Affari e impunità. Sono le uniche voci nell'agenda di lavoro di un capo dell'organizzazione mafiosa. Per gli uni e per l'altra, Totò Riina aveva cominciato a spendersi molto prima della stagione delle stragi.

Correva il 1987, si approssimavano le elezioni politiche, che in Sicilia coincidevano anche con un turno delle Provinciali, e lui provava a giocare una nuova partita con il mondo politico. La guerra di mafia lo aveva d'altro canto designato vittorioso, consegnandogli lo scettro del comando: adesso, all'organizzazione non restava che un solo problema per garantirsi il futuro, aggirare lo scoglio del maxi, il primo grande processo imbastito dal pool di Falcone e Borsellino contro Cosa nostra.

Fu così che Riina, conciliando la garanzia dell'impunità alla prosperità degli affari, tentò il salto di qualità che fa di un generale golpista un potenziale primo ministro. Era la risposta all'esercito e alla schiera dei suoi colonnelli rinchiusi in galera, che chiedevano conto e ragione.
Cambiò così il gioco e partirono i primi segnali. Riina aveva ormai deciso la svolta, lo spostamento di un consistente pacchetto di voti dalla Democrazia cristiana al Partito socialista.

Anni di consuetudini si spezzavano d'un colpo. "Il canale socialista - così viene tratteggiato nella prima inchiesta su mafia e appalti della Procura di Palermo, che arrivò solo nella seconda metà degli anni Novanta - da percorrere parallelamente o alternativamente a quello storico fornito dagli esattori Salvo di Salemi e da Salvo Lima, idoneo a consentire a Cosa nostra di uscire indenne dalla più incisiva offensiva giudiziaria che l'organizzazione mafiosa si fosse mai venuta a dovere affrontare: il primo maxi-processo. Era attraverso il gruppo Ferruzzi e l'opera di persuasione che i principali esponenti di esso avrebbero compiuto presso i loro referenti politici che Riina contava per risolvere i gravi problemi giudiziari". L'incontro con i nuovi referenti sarebbe avvenuto sul terreno della spartizione degli appalti in Sicilia.

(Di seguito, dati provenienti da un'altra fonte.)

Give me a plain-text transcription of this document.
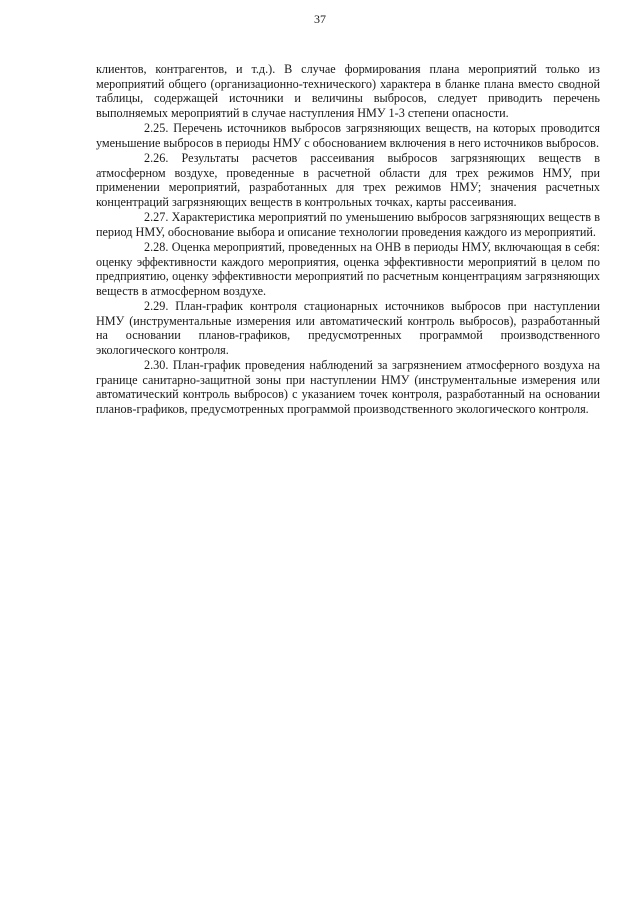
37

клиентов, контрагентов, и т.д.). В случае формирования плана мероприятий только из мероприятий общего (организационно-технического) характера в бланке плана вместо сводной таблицы, содержащей источники и величины выбросов, следует приводить перечень выполняемых мероприятий в случае наступления НМУ 1-3 степени опасности.

2.25. Перечень источников выбросов загрязняющих веществ, на которых проводится уменьшение выбросов в периоды НМУ с обоснованием включения в него источников выбросов.

2.26. Результаты расчетов рассеивания выбросов загрязняющих веществ в атмосферном воздухе, проведенные в расчетной области для трех режимов НМУ, при применении мероприятий, разработанных для трех режимов НМУ; значения расчетных концентраций загрязняющих веществ в контрольных точках, карты рассеивания.

2.27. Характеристика мероприятий по уменьшению выбросов загрязняющих веществ в период НМУ, обоснование выбора и описание технологии проведения каждого из мероприятий.

2.28. Оценка мероприятий, проведенных на ОНВ в периоды НМУ, включающая в себя: оценку эффективности каждого мероприятия, оценка эффективности мероприятий в целом по предприятию, оценку эффективности мероприятий по расчетным концентрациям загрязняющих веществ в атмосферном воздухе.

2.29. План-график контроля стационарных источников выбросов при наступлении НМУ (инструментальные измерения или автоматический контроль выбросов), разработанный на основании планов-графиков, предусмотренных программой производственного экологического контроля.

2.30. План-график проведения наблюдений за загрязнением атмосферного воздуха на границе санитарно-защитной зоны при наступлении НМУ (инструментальные измерения или автоматический контроль выбросов) с указанием точек контроля, разработанный на основании планов-графиков, предусмотренных программой производственного экологического контроля.
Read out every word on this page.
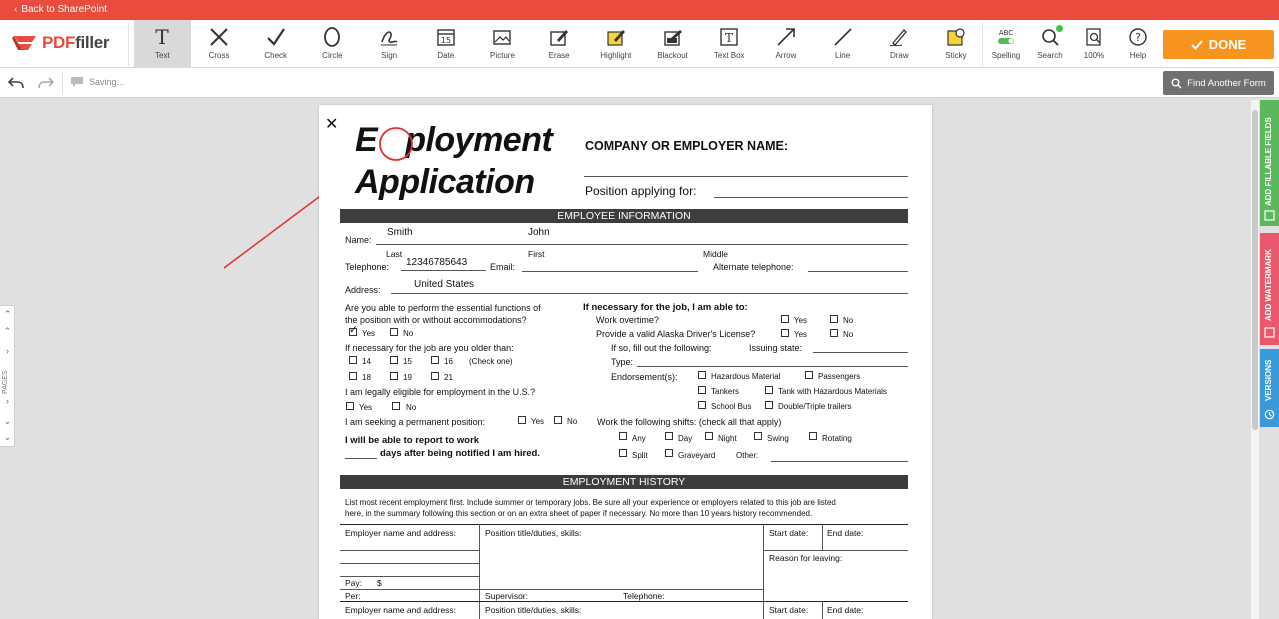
‹ Back to SharePoint
PDFfiller T
Text	Cross	Check	Circle	Sign
15
Date	Picture	Erase	Highlight	Blackout
T
Text Box	Arrow	Line	Draw	Sticky
ABC
Spelling Search	100%
?
Help
DONE
Saving...	Find Another Form
⌃
⌃
›
PAGES
›
⌄
⌄
ADD FILLABLE FIELDS
ADD WATERMARK
VERSIONS
✕ E ployment
Application
COMPANY OR EMPLOYER NAME:
Position applying for:
EMPLOYEE INFORMATION
Name:
Smith	John
Last	First	Middle
Telephone: 12346785643	Email:	Alternate telephone:
Address:	United States
Are you able to perform the essential functions of
the position with or without accommodations?
✓ Yes	No
If necessary for the job are you older than:
14	15	16 (Check one)
18	19	21
I am legally eligible for employment in the U.S.?
Yes	No
I am seeking a permanent position:	Yes	No
I will be able to report to work
days after being notified I am hired.
If necessary for the job, I am able to:
Work overtime?	Yes	No
Provide a valid Alaska Driver's License?	Yes	No
If so, fill out the following:	Issuing state:
Type:
Endorsement(s):	Hazardous Material	Passengers
Tankers	Tank with Hazardous Materials
School Bus	Double/Triple trailers
Work the following shifts: (check all that apply)
Any	Day	Night	Swing	Rotating
Split	Graveyard	Other:
EMPLOYMENT HISTORY
List most recent employment first. Include summer or temporary jobs. Be sure all your experience or employers related to this job are listed
here, in the summary following this section or on an extra sheet of paper if necessary. No more than 10 years history recommended.
Employer name and address:	Position title/duties, skills:	Start date: End date:
Reason for leaving:
Pay: $
Per:	Supervisor:	Telephone:
Employer name and address:	Position title/duties, skills:	Start date: End date:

Ma non era il solo canale di trattativa. I pentiti hanno rivelato che all'inizio degli anni Novanta vennero rinsaldati quei contatti fra Cosa nostra e alcuni esponenti della Fininvest, che risalivano ai primi anni Ottanta. Per questa accusa, Marcello Dell'Utri, deputato di Forza Italia, è imputato davanti al tribunale di Palermo per presunte collusioni con le cosche.

Quando poi, nel gennaio del '92, la Cassazione confermò le condanne del maxiprocesso, Riina avviò la vendetta verso i vecchi referenti politici della prima repubblica: cominciò con Salvo Lima, decretando la sua morte. Attraverso le stragi, intavolò poi una nuova trattativa con i palazzi del potere, alla ricerca di nuovi referenti. Riina ne aveva fatto scaturire anche un "papello" di richieste ad imprecisati esponenti delle istituzioni. Le richieste, sempre le stesse: revisione dei processi, sconti nei sequestri dei beni, trattamento penitenziario privilegiato.